From Mediator to an Opponent

It is understood that somebody calls on the US administration to continue supporting South Sudan and even to arm the SPLA. After all it is an independent country and the American administration does not need an approval from the UNSC or the African Union to go ahead with such step, but what is significant is to push US to move from being a mediator into an opponent.
     That is what the former US Special Envoy to Sudan Andrew Natsios said in his op-ed piece in the Washington Post. He went on to compare what he is proposing with what US did with Israel to make it easier for his audience to comprehend. The decision to give South Sudan airpower is, “just as we have provided weapons to support Israel,” not to put US troops at risk since it will not be engaged in any fighting.
     In one sentence he sends two messages. The first to the worried American public who were watching anxiously President Barak Obama working hard to bring troops back home indicating to them not to worry since what he proposes does not involve the US troops. And second it will be easy to sell the idea that he is proposing something the Americans have been doing and happy with: support of Israel, which restores the image of the victim that needs help because of its noble cause and it is facing a bullying neigbor.

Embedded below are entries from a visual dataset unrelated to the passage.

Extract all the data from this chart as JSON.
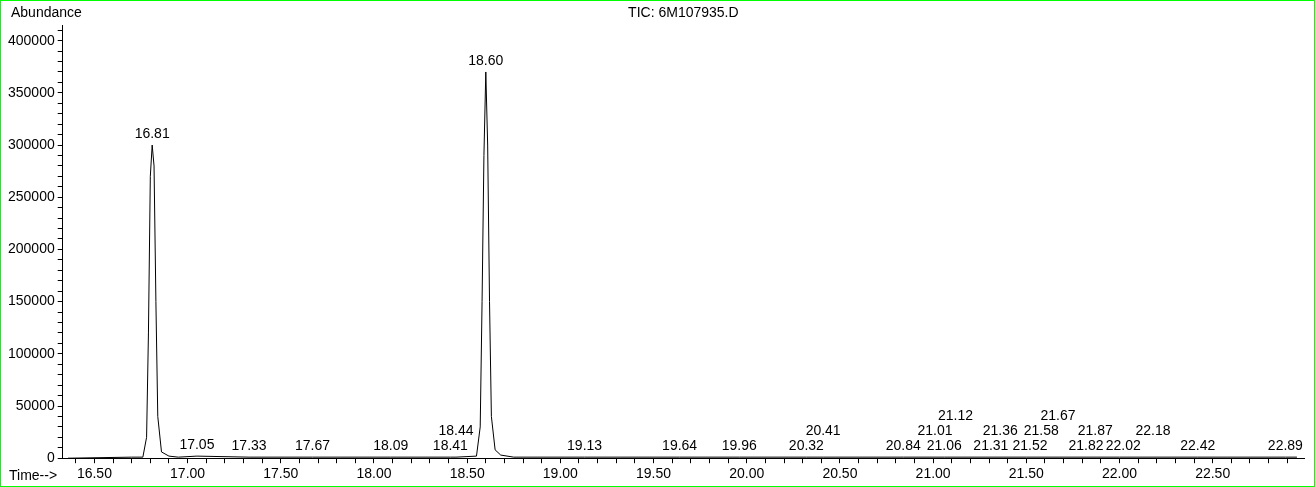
{
  "chart_data": {
    "type": "line",
    "title": "TIC: 6M107935.D",
    "xlabel": "Time-->",
    "ylabel": "Abundance",
    "xlim": [
      16.33,
      22.99
    ],
    "ylim": [
      0,
      415000
    ],
    "xticks": [
      {
        "value": 16.4,
        "label": null
      },
      {
        "value": 16.5,
        "label": "16.50"
      },
      {
        "value": 16.6,
        "label": null
      },
      {
        "value": 16.7,
        "label": null
      },
      {
        "value": 16.8,
        "label": null
      },
      {
        "value": 16.9,
        "label": null
      },
      {
        "value": 17.0,
        "label": "17.00"
      },
      {
        "value": 17.1,
        "label": null
      },
      {
        "value": 17.2,
        "label": null
      },
      {
        "value": 17.3,
        "label": null
      },
      {
        "value": 17.4,
        "label": null
      },
      {
        "value": 17.5,
        "label": "17.50"
      },
      {
        "value": 17.6,
        "label": null
      },
      {
        "value": 17.7,
        "label": null
      },
      {
        "value": 17.8,
        "label": null
      },
      {
        "value": 17.9,
        "label": null
      },
      {
        "value": 18.0,
        "label": "18.00"
      },
      {
        "value": 18.1,
        "label": null
      },
      {
        "value": 18.2,
        "label": null
      },
      {
        "value": 18.3,
        "label": null
      },
      {
        "value": 18.4,
        "label": null
      },
      {
        "value": 18.5,
        "label": "18.50"
      },
      {
        "value": 18.6,
        "label": null
      },
      {
        "value": 18.7,
        "label": null
      },
      {
        "value": 18.8,
        "label": null
      },
      {
        "value": 18.9,
        "label": null
      },
      {
        "value": 19.0,
        "label": "19.00"
      },
      {
        "value": 19.1,
        "label": null
      },
      {
        "value": 19.2,
        "label": null
      },
      {
        "value": 19.3,
        "label": null
      },
      {
        "value": 19.4,
        "label": null
      },
      {
        "value": 19.5,
        "label": "19.50"
      },
      {
        "value": 19.6,
        "label": null
      },
      {
        "value": 19.7,
        "label": null
      },
      {
        "value": 19.8,
        "label": null
      },
      {
        "value": 19.9,
        "label": null
      },
      {
        "value": 20.0,
        "label": "20.00"
      },
      {
        "value": 20.1,
        "label": null
      },
      {
        "value": 20.2,
        "label": null
      },
      {
        "value": 20.3,
        "label": null
      },
      {
        "value": 20.4,
        "label": null
      },
      {
        "value": 20.5,
        "label": "20.50"
      },
      {
        "value": 20.6,
        "label": null
      },
      {
        "value": 20.7,
        "label": null
      },
      {
        "value": 20.8,
        "label": null
      },
      {
        "value": 20.9,
        "label": null
      },
      {
        "value": 21.0,
        "label": "21.00"
      },
      {
        "value": 21.1,
        "label": null
      },
      {
        "value": 21.2,
        "label": null
      },
      {
        "value": 21.3,
        "label": null
      },
      {
        "value": 21.4,
        "label": null
      },
      {
        "value": 21.5,
        "label": "21.50"
      },
      {
        "value": 21.6,
        "label": null
      },
      {
        "value": 21.7,
        "label": null
      },
      {
        "value": 21.8,
        "label": null
      },
      {
        "value": 21.9,
        "label": null
      },
      {
        "value": 22.0,
        "label": "22.00"
      },
      {
        "value": 22.1,
        "label": null
      },
      {
        "value": 22.2,
        "label": null
      },
      {
        "value": 22.3,
        "label": null
      },
      {
        "value": 22.4,
        "label": null
      },
      {
        "value": 22.5,
        "label": "22.50"
      },
      {
        "value": 22.6,
        "label": null
      },
      {
        "value": 22.7,
        "label": null
      },
      {
        "value": 22.8,
        "label": null
      },
      {
        "value": 22.9,
        "label": null
      }
    ],
    "yticks": [
      0,
      {
        "value": 10000,
        "label": null
      },
      {
        "value": 20000,
        "label": null
      },
      {
        "value": 30000,
        "label": null
      },
      {
        "value": 40000,
        "label": null
      },
      50000,
      {
        "value": 60000,
        "label": null
      },
      {
        "value": 70000,
        "label": null
      },
      {
        "value": 80000,
        "label": null
      },
      {
        "value": 90000,
        "label": null
      },
      100000,
      {
        "value": 110000,
        "label": null
      },
      {
        "value": 120000,
        "label": null
      },
      {
        "value": 130000,
        "label": null
      },
      {
        "value": 140000,
        "label": null
      },
      150000,
      {
        "value": 160000,
        "label": null
      },
      {
        "value": 170000,
        "label": null
      },
      {
        "value": 180000,
        "label": null
      },
      {
        "value": 190000,
        "label": null
      },
      200000,
      {
        "value": 210000,
        "label": null
      },
      {
        "value": 220000,
        "label": null
      },
      {
        "value": 230000,
        "label": null
      },
      {
        "value": 240000,
        "label": null
      },
      250000,
      {
        "value": 260000,
        "label": null
      },
      {
        "value": 270000,
        "label": null
      },
      {
        "value": 280000,
        "label": null
      },
      {
        "value": 290000,
        "label": null
      },
      300000,
      {
        "value": 310000,
        "label": null
      },
      {
        "value": 320000,
        "label": null
      },
      {
        "value": 330000,
        "label": null
      },
      {
        "value": 340000,
        "label": null
      },
      350000,
      {
        "value": 360000,
        "label": null
      },
      {
        "value": 370000,
        "label": null
      },
      {
        "value": 380000,
        "label": null
      },
      {
        "value": 390000,
        "label": null
      },
      400000,
      {
        "value": 410000,
        "label": null
      }
    ],
    "grid": false,
    "legend": false,
    "marker": "none",
    "line_style": "solid",
    "x": [
      16.36,
      16.7,
      16.76,
      16.78,
      16.79,
      16.8,
      16.81,
      16.82,
      16.83,
      16.84,
      16.86,
      16.9,
      16.95,
      17.05,
      17.33,
      17.67,
      18.09,
      18.41,
      18.44,
      18.55,
      18.57,
      18.58,
      18.59,
      18.6,
      18.61,
      18.62,
      18.63,
      18.65,
      18.68,
      18.75,
      19.13,
      19.64,
      19.96,
      20.32,
      20.41,
      20.84,
      21.06,
      21.5,
      22.0,
      22.42,
      22.89,
      22.95
    ],
    "series": [
      {
        "color": "#000000",
        "values": [
          0,
          1000,
          1000,
          20000,
          120000,
          270000,
          300000,
          280000,
          150000,
          40000,
          6000,
          2000,
          1000,
          2000,
          1000,
          1000,
          1000,
          1000,
          1000,
          2000,
          30000,
          150000,
          290000,
          370000,
          300000,
          150000,
          40000,
          8000,
          3000,
          1000,
          1000,
          1000,
          1000,
          1000,
          1000,
          1000,
          1000,
          1000,
          1000,
          1000,
          1000,
          1000
        ]
      }
    ],
    "annotations": [
      {
        "text": "16.81",
        "x": 16.81,
        "y": 300000
      },
      {
        "text": "17.05",
        "x": 17.05,
        "y": 2000
      },
      {
        "text": "17.33",
        "x": 17.33,
        "y": 1000
      },
      {
        "text": "17.67",
        "x": 17.67,
        "y": 1000
      },
      {
        "text": "18.09",
        "x": 18.09,
        "y": 1000
      },
      {
        "text": "18.41",
        "x": 18.41,
        "y": 1000
      },
      {
        "text": "18.44",
        "x": 18.44,
        "y": 1000
      },
      {
        "text": "18.60",
        "x": 18.6,
        "y": 370000
      },
      {
        "text": "19.13",
        "x": 19.13,
        "y": 1000
      },
      {
        "text": "19.64",
        "x": 19.64,
        "y": 1000
      },
      {
        "text": "19.96",
        "x": 19.96,
        "y": 1000
      },
      {
        "text": "20.32",
        "x": 20.32,
        "y": 1000
      },
      {
        "text": "20.41",
        "x": 20.41,
        "y": 1000
      },
      {
        "text": "20.84",
        "x": 20.84,
        "y": 1000
      },
      {
        "text": "21.01",
        "x": 21.01,
        "y": 1000
      },
      {
        "text": "21.06",
        "x": 21.06,
        "y": 1000
      },
      {
        "text": "21.12",
        "x": 21.12,
        "y": 1000
      },
      {
        "text": "21.31",
        "x": 21.31,
        "y": 1000
      },
      {
        "text": "21.36",
        "x": 21.36,
        "y": 1000
      },
      {
        "text": "21.52",
        "x": 21.52,
        "y": 1000
      },
      {
        "text": "21.58",
        "x": 21.58,
        "y": 1000
      },
      {
        "text": "21.67",
        "x": 21.67,
        "y": 1000
      },
      {
        "text": "21.82",
        "x": 21.82,
        "y": 1000
      },
      {
        "text": "21.87",
        "x": 21.87,
        "y": 1000
      },
      {
        "text": "22.02",
        "x": 22.02,
        "y": 1000
      },
      {
        "text": "22.18",
        "x": 22.18,
        "y": 1000
      },
      {
        "text": "22.42",
        "x": 22.42,
        "y": 1000
      },
      {
        "text": "22.89",
        "x": 22.89,
        "y": 1000
      }
    ]
  }
}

     In a nutshell, Natsios is proposing that the United States moves from the status of biased broker, as it has been the case and its successive envoys admit, into an open opponent.
     Natsios was a staunch supporter of the Bush war on Iraq went and even as far as downplaying the cost suggesting that rebuilding Iraq won’t cost the United States more than just $1.7 billion. The final tally, which nobody questions, if course, went into trillions. Now he is getting into a new game for the two Sudans row.
     The proposal fits well into what President Obama has been trying to avoid throughout his presidency: to create a conducive environment for a clash of civilizations. Despite Sudan accepting the principle of self-determination for South Sudan, the referendum and recognizing the result that ended into the separation of the new state; but that new state, born out with no borders, started to grabsomeland from its former homeland as happened with Heglig, which even Washington could not tolerate and called on Juba to withdraw its troops.
     Natsios could be true in suggesting that South Sudan could be turned into an equivalent of an Asian tiger, like Singapore that prospered because it felt threatened by China, so South Sudan will follow and behave in a similar way because of it felt threatened by Khartoum. That where Natsios should have put his advice making use of his expertise in charge of US Aid. On the top of such advices is to make use of the country’s resources to benefit its people, not to go an extra mile using oil for the sake of harming its neighbor as with the case of shutting down oil production even if that entails hurting people back home.